British people seeking to buy a property in the European Union should not be downhearted by the referendum decision that the UK should leave, according to overseas real estate experts.

Those who are looking to purchase a holiday home overseas, for example, are likely to see that owning a property in the EU will only be marginally more complex than it is currently, according to Andy Bridge, managing director of A Place in the Sun.

He pointed out that citizens of the United States, Canada, Russia and many other nationalities own properties throughout Europe, so while it may become slightly more complex for British buyers than currently, they are not going to be prevented from owning property in Europe.

Erna Low Property, French Alpine property specialists located in London and in the French ski resort of Les Arcs 1950, say that buyers must resist the urge to panic as there will be no change to buyers conditions and they state that right now buyers should focus on risk assessment and limitation of potential future damage.

‘We are sure that there will be no change in buying costs for those looking to buy property in France, and there are no planned changes in taxations for the income made from property rentals, as well as no difference in capital gain tax as since January 2015 a single rate was applied for EU and Non-EU members,’ said director Francois Marchand.

‘In time, UK residents might be limited regarding the amount of GBP investments and the amount of wealth that can be sent abroad when a new government is in. A safe investment risk strategy has always been to diversify your portfolio. It will make no difference for our clients investing in a French property whether they have bought, are planning to buy, or are currently in the process of buying a property in France. The mountains were there before EU existed, and will be there tomorrow to welcome any international property investors, part of the EU or not,’ he added.

However, Alejandra Vanoli, managing director of Mallorca Sotheby's International Realty, believes that the real impact Brexit will have on European property markets will be hard to determine until the negotiations between the UK and the EU are finalised.

‘This of course will be most prevalent in the Spanish market due to the high concentration of British expats. However, these changes will undoubtedly need some time to take effect. Despite this, the Balearics are still a very attractive second home destination to British buyers due to our short flight time from the UK, secure lifestyle, warm climate and favourable legal framework for expats looking to invest in the property market,’ he said.

One possible effect is that prices could rise in popular locations if real estate investors move away from the UK to other EU countries to buy property. Camille Letuve Partner of Athena Advisers said that some foreign investors might turn away from London in favour of other capital cities such as Paris, Lisbon or Madrid.

‘In Paris, higher international demand will increase real estate prices in the years to come, providing good prospects for capital gains. This will be fuelled by low interest rates for non-resident investors,’ she explained.
‘In Lisbon, flexible real estate led residency programmes like the Golden Visa scheme will continue to attract non-EU investors.
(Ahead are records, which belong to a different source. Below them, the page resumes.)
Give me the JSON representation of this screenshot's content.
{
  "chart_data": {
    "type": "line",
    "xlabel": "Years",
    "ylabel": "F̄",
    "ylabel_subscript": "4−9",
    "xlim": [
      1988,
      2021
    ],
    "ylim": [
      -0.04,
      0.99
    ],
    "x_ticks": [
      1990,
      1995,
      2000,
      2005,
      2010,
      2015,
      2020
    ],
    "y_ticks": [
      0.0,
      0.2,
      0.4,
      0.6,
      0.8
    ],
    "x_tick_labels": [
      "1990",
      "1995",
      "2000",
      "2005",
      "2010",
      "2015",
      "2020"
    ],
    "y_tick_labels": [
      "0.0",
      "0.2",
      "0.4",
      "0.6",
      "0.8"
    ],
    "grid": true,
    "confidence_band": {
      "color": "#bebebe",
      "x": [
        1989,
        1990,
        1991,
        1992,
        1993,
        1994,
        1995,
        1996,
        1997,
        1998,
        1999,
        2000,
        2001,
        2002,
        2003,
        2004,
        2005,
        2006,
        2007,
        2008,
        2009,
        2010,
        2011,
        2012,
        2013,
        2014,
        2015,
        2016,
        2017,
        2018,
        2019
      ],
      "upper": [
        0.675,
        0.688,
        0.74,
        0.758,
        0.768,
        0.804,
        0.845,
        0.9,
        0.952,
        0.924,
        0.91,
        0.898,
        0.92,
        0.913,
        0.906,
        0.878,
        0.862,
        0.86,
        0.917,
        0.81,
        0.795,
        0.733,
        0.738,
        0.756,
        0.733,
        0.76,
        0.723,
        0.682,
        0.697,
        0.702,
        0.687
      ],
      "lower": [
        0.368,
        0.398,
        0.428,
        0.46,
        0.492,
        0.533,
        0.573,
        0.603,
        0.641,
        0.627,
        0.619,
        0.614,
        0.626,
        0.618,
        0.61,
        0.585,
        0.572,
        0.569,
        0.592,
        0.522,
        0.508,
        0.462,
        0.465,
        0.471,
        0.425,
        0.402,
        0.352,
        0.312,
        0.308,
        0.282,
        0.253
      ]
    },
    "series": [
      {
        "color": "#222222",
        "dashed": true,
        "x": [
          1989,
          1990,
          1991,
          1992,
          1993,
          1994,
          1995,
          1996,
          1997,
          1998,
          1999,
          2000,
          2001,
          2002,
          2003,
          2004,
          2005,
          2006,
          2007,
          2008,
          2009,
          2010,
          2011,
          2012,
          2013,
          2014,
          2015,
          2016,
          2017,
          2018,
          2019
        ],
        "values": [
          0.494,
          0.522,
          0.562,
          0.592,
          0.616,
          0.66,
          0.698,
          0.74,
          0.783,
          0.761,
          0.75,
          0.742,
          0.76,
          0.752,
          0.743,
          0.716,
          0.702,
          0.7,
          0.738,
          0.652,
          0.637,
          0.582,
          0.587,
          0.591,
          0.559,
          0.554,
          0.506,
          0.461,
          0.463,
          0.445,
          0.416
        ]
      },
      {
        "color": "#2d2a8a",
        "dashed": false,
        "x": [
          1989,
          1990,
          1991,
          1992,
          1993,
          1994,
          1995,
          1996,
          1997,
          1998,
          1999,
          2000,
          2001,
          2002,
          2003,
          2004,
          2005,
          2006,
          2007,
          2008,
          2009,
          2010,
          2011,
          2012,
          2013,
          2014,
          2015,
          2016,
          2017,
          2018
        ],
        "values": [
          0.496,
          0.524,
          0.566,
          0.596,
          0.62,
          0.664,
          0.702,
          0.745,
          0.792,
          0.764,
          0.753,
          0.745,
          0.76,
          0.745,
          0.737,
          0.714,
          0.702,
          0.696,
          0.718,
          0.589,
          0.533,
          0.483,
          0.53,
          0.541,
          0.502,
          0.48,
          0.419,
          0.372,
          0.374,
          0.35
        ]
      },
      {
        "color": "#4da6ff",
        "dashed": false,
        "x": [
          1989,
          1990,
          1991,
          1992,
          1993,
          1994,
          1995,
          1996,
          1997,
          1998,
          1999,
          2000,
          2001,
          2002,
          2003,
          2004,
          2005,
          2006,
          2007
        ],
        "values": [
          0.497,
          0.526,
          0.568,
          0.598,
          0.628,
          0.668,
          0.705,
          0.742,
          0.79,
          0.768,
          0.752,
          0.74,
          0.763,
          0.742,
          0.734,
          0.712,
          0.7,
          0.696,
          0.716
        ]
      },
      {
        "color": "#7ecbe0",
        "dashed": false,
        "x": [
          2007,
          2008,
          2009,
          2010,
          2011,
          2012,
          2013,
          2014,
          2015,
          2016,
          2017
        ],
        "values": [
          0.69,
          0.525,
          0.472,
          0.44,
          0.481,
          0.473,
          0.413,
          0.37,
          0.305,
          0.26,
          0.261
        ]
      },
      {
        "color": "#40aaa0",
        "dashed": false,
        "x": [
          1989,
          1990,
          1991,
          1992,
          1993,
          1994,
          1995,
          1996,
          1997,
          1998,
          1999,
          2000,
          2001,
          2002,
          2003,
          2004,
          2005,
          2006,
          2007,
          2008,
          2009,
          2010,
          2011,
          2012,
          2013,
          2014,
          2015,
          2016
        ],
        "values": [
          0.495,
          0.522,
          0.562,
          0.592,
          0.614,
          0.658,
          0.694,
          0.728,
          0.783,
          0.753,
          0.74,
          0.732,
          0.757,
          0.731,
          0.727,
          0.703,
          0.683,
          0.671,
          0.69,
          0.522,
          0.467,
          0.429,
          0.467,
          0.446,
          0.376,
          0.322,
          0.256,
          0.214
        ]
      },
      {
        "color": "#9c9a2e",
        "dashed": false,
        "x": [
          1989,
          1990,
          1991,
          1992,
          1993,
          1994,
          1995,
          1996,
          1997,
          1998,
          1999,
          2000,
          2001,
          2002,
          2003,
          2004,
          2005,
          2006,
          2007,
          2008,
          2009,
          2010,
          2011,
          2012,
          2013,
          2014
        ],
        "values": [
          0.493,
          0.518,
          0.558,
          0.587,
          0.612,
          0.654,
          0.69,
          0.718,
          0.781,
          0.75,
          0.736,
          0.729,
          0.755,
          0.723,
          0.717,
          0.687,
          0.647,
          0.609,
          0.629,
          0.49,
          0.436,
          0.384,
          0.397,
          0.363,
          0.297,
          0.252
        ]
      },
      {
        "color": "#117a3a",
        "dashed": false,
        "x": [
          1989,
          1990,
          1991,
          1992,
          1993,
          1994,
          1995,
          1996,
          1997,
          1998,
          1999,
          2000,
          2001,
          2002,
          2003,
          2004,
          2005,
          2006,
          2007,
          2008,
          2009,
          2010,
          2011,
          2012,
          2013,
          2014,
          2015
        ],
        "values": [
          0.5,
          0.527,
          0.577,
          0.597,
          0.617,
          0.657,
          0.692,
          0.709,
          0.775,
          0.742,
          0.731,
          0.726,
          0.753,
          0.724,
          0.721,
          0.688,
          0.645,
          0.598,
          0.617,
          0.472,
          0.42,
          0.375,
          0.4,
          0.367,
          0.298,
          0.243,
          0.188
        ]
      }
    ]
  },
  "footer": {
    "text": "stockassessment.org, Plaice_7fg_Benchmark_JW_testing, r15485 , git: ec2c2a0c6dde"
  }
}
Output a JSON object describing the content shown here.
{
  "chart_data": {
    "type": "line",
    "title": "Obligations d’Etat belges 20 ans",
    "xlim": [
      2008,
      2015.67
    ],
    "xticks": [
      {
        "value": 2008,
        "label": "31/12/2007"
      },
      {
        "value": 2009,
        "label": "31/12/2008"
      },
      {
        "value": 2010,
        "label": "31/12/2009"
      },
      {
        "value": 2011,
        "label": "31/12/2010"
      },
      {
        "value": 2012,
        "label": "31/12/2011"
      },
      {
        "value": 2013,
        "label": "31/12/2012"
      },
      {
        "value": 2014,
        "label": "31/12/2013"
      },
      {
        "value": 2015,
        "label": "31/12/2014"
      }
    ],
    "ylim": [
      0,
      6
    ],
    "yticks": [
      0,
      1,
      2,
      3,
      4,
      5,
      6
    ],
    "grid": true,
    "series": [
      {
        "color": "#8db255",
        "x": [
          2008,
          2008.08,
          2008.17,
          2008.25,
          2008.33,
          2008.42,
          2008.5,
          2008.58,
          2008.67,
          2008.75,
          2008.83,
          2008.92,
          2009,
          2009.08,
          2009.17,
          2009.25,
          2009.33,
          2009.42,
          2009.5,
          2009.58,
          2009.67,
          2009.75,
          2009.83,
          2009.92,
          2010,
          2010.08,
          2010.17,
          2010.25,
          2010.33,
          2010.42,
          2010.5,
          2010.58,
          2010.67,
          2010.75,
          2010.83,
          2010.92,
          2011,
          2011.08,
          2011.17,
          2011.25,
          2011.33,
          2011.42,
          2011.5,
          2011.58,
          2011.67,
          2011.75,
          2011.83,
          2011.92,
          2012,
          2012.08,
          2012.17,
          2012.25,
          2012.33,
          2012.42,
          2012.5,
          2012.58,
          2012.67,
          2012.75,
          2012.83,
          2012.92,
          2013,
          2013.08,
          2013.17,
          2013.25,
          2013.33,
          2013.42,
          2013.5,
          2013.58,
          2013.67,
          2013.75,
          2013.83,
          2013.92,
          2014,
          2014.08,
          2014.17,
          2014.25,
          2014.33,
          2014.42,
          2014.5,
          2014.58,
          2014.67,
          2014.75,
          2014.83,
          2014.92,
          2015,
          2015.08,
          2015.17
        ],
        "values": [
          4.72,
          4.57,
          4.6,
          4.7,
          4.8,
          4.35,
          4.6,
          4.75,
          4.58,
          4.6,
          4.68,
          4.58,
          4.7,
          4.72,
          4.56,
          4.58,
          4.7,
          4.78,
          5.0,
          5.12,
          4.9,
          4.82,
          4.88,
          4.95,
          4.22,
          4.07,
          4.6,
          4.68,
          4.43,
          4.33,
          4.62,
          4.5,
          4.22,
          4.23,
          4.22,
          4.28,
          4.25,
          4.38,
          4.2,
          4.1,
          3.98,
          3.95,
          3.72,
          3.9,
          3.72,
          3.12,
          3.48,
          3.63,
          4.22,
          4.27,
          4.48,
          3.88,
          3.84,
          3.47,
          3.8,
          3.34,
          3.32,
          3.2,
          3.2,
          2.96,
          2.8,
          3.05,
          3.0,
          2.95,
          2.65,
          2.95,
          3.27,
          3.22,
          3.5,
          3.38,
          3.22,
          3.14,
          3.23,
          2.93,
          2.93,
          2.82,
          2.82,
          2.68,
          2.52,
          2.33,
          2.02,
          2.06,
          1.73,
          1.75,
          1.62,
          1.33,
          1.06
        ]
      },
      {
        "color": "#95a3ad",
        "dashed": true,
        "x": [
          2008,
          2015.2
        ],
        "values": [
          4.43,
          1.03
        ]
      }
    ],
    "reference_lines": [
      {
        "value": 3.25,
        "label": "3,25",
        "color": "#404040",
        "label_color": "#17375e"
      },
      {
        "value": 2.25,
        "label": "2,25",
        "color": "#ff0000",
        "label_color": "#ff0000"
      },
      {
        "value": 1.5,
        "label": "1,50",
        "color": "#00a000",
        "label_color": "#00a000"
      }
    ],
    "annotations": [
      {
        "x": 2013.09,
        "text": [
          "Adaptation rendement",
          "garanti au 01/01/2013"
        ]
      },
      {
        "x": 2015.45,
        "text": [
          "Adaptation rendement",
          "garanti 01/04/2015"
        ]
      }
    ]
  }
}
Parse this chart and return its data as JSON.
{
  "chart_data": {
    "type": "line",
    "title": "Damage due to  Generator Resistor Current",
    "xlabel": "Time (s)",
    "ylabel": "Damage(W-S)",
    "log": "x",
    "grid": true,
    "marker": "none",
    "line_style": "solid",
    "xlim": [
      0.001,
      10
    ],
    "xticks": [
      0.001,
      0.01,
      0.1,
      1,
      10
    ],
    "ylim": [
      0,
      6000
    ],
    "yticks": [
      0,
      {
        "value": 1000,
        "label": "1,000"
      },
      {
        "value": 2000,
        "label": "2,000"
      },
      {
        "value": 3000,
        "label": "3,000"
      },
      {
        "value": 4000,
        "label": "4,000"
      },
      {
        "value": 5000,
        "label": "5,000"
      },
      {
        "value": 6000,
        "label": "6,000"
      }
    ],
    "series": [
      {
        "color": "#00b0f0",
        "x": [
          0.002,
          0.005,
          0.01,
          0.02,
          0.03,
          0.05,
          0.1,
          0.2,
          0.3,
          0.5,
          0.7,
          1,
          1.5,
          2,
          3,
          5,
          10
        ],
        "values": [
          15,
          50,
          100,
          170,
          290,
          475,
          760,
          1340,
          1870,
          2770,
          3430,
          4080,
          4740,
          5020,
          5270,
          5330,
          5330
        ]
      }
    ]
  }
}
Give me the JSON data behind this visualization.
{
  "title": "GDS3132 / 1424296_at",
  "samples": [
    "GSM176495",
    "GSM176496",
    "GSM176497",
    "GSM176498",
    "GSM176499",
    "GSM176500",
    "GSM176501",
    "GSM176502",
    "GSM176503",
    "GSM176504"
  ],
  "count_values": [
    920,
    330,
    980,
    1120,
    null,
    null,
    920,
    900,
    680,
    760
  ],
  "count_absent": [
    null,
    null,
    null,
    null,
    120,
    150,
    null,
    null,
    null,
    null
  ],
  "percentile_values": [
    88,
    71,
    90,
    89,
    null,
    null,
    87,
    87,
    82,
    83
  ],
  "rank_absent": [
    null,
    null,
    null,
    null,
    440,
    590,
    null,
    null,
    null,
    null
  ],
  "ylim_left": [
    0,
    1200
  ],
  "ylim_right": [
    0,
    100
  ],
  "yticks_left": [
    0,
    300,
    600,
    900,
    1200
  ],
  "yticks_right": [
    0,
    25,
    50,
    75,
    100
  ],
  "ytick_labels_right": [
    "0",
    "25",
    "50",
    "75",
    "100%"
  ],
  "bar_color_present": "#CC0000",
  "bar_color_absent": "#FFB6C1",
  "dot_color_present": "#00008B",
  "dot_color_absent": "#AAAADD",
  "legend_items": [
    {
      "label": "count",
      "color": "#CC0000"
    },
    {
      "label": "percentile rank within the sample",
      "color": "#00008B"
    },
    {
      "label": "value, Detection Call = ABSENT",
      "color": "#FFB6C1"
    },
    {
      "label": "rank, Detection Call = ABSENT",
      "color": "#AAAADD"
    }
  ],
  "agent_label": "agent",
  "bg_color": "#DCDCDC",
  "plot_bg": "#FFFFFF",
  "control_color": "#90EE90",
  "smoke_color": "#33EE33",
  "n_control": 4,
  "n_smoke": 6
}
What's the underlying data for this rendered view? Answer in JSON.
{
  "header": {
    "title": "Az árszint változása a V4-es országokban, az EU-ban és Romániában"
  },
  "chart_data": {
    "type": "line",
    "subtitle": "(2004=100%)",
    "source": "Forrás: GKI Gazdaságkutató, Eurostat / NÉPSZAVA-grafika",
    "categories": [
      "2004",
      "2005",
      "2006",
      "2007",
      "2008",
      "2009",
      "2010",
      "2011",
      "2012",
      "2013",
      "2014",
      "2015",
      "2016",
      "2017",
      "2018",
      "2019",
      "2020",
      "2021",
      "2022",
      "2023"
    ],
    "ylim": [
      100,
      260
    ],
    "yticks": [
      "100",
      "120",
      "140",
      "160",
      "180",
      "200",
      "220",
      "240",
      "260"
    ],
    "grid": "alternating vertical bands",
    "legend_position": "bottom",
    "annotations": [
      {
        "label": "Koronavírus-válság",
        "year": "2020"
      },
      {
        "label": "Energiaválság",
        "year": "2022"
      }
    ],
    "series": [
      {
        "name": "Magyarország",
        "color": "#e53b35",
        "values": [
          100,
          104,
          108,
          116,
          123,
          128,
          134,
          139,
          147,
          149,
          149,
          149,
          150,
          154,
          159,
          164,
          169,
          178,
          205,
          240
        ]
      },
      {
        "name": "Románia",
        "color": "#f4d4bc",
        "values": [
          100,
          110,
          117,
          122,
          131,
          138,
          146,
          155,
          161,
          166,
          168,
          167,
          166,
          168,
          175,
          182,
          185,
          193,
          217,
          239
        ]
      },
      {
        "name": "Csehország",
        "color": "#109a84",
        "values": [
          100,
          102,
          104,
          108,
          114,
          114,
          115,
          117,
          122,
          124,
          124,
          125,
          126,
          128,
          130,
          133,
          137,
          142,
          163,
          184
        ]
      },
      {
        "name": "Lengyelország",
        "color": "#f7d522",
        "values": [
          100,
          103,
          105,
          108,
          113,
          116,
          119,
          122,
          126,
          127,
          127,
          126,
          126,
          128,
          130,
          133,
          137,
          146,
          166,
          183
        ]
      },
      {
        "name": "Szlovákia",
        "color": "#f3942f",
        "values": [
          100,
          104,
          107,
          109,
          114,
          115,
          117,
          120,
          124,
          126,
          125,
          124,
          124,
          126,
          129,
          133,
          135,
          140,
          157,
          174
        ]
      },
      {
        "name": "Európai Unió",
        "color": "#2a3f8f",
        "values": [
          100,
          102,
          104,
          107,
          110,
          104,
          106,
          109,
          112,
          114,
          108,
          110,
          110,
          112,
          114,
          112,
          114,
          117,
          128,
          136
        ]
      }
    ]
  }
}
And for investors from inside the EU, they will continue to utilise Portugal’s tax efficient non-habitual residence scheme with no wealth tax and low income tax,’ she added.

John May, director of Sell4LessSpain, believes home owners in the country from the UK should not be too worried. ‘We expect prices to fall across the board, but there will probably be a slight correction with the expected increase in the strength of the euro against a decrease in the value of the pound,’ he said.

According to Branson Atterbury, marketing director at Kristall Spaces which specialises in developing and selling ski apartments in Austria, pointed out that buyers looking for a property in the EU have two years to complete their purchases while an exit strategy is planned.

‘If Article 50 is triggered, we predict no change for the following two years as we negotiate our exit and trading relationship with the EU. Purchases before conclusion of the exit will not be affected retrospectively,’ he explained.

He said that British buyers should always consider the sterling/euro exchange rate to ensure they negotiate a good deal when converting their currency, but there are many outside factors which affect the exchange rate and the firm predicts that sterling will strengthen once the uncertainty has been removed.

‘Non-EU citizens are already buying properties in Austria. Should a UK buyer’s status in Austria change once we have left the EU, non-EU citizens may buy Austrian properties through limited companies with a registered office inside the EU and there is no requirement for the shareholder to be a European citizen,’ he added.